Once upon a time, I was going to night classes for teaching (see my career story here). During that time, I had approximately 15 minutes to make myself food, that I would then take with me to class. I ended up eating a LOT of dinner salads, and occasional bowls of quinoa, which got super boring. I only knew how to make one dressing at the time: standard Italian.

It was time to apply one of my favorite principals: make a bad thing good.

I figured that since I was stuck eating a bunch of dinner salads anyway, it was time to figure out how to make new kinds of salad dressing!

The requirements:
1. Extremely easy
2. Extremely fast
3. Taste good
4. Not involve Google. I really only had 15 minutes to get food and get out the door. Since I usually leave my Internet OFF when I am work during the day, waiting for it to boot up was time-prohibitive.

After some failures that I ate anyway (because I had no choice….), I developed some pretty awesome salad dressings, the first of which was a balsamic vinaigrette. It’s actually my husband’s favorite oil-based dressing and he requests it regularly.

What to Look For

An oil-and-vinegar salad dressing has a few basic components:

  1. An acid. This is typically the vinegar, though it can be lemon juice or a combination of vinegar and lemon juice.
  2. Oil. This is often 2/3 or 3/4 of the liquid in the recipe. The less oil you add, the “sharper” the dressing will taste
  3. Sweetener. A small amount of sweetener will help blend the flavor together and make the flavors more mild. If you like a sharper dressing, you can leave this out.
  4. Seasoning. This gives you the herb flavors! Dijon mustard is a pretty common salad dressing “cheat” ingredient – it gives a really nice flavor to a lot of dressings, and acts as an emulsifier. You can also add herbs, garlic, fruit, or anything else you can think of.
  5. Salt. This is a “seasoning” but it’s a critical ingredient. If you followed the recipe, taste your dressing, and it seems a little off, you probably need more salt. Salt helps bring out the good flavors and melds them all together. The salt content will vary a little bit, depending on the exact ingredients that you use. Start with the baseline value I gave you here, and add a little more if needed. If you’re not an experienced cook, just experiment – you’ll quickly learn to identify the “sweet spot” of salt content, which applies if you’re making dressing, soup, gravy, or pretty much anything else.

Balsamic Vinaigrette


Don’t forget that you can scale this recipe up or down, depending on how much you need. This makes enough for my husband and I to have side salads for about 3-4 days.

2/3 cup olive oil
1/3 cup balsamic vinegar
1 tbsp Dijon mustard
2 tsp honey
1 small clove of garlic, crushed
Salt and pepper to taste (I use about 1/2 tsp each, but I tend to like things more on the peppery side. I would recommend starting with 1/4 tsp and adjusting from there).
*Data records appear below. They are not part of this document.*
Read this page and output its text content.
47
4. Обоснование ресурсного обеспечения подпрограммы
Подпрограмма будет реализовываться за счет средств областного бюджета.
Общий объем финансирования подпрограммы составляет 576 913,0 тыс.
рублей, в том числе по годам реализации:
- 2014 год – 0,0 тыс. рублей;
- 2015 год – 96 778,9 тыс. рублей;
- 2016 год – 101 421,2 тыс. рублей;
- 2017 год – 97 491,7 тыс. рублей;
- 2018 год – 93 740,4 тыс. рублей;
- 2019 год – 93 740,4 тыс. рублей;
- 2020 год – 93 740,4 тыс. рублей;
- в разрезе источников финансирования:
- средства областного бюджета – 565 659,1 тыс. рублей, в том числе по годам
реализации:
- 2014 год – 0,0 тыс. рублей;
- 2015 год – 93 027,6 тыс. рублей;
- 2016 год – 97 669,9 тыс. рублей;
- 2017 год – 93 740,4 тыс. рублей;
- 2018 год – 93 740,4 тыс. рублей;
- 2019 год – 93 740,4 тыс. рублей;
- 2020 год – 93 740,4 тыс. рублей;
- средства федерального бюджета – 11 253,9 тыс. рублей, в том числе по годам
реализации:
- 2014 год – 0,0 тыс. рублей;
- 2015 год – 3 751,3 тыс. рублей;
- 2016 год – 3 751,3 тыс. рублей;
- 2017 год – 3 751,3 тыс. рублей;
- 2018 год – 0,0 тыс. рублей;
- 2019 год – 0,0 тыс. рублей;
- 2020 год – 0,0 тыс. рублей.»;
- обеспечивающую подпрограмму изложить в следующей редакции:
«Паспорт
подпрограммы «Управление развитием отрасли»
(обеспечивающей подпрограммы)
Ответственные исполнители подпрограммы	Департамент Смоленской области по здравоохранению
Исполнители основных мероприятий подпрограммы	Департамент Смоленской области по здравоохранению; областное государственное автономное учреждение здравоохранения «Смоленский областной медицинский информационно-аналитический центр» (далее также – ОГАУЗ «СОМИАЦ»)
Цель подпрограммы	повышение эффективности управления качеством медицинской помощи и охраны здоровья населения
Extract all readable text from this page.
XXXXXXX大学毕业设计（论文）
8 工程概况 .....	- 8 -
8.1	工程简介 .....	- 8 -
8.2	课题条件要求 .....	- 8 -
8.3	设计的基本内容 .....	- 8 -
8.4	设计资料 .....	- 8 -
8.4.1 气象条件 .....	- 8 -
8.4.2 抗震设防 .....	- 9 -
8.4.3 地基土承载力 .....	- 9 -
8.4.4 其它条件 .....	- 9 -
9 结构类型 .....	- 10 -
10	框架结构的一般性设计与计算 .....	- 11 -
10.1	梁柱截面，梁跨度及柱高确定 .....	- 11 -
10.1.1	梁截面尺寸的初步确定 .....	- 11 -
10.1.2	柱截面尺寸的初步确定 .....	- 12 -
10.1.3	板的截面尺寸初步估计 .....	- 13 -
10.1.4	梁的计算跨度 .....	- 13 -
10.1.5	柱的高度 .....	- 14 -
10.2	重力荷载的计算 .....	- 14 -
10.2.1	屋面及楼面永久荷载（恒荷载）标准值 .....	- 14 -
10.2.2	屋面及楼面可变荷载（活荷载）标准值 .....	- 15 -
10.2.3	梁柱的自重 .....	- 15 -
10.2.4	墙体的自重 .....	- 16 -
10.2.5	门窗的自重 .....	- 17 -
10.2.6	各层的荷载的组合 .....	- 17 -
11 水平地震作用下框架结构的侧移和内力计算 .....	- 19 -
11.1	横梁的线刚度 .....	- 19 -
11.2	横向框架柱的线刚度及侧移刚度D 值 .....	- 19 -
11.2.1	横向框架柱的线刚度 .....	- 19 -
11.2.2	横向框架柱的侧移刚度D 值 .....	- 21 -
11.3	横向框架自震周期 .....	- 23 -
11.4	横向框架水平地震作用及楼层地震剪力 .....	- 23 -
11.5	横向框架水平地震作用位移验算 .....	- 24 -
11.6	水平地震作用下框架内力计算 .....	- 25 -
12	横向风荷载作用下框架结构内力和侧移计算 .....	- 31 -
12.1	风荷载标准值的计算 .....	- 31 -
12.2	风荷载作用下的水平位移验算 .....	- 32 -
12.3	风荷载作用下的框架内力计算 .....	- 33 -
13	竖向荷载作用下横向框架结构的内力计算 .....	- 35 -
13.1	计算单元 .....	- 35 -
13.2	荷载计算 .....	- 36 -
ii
I want to note that the KEY to this recipe, is using good quality oil and vinegar. I buy my olive oil from Costco (this brand, though it’s WAY cheaper – about half the price – to buy it at Costco), and I buy this brand of balsamic vinegar. These are both mid-grade brands – they aren’t cheap and flavorless but they aren’t gourmet either. I have, on rare occasion, bought lower and higher quality brands than the ones listed above, and the difference (worse or better) is obvious. The better your ingredients, the better your dressing.


  1. Dump all ingredients into a bowl. I prefer to mix this up in a glass measuring
    A glass measuring cup makes measuring easy and creates less dishes

    cup to make less dishes

  2. Whisk until honey is fully dissolved and everything is well-combined.
  3. Pour into salad dressing bottle or Mason jar. This will allow you to shake it before use (the oil and vinegar will separate fairly quickly. Homemade dressings don’t contain chemical emulsifiers to keep them blended).
  4. Shake, dress salad, and eat.
  5. Store at room temperature. I’ve had this out for as long as 2 weeks with no problems. If you store it in the fridge, the oil will harden over time, and you will have to let it “thaw” before using it. You can totally do that if you want…but why not just store it on the counter or in a cabinet?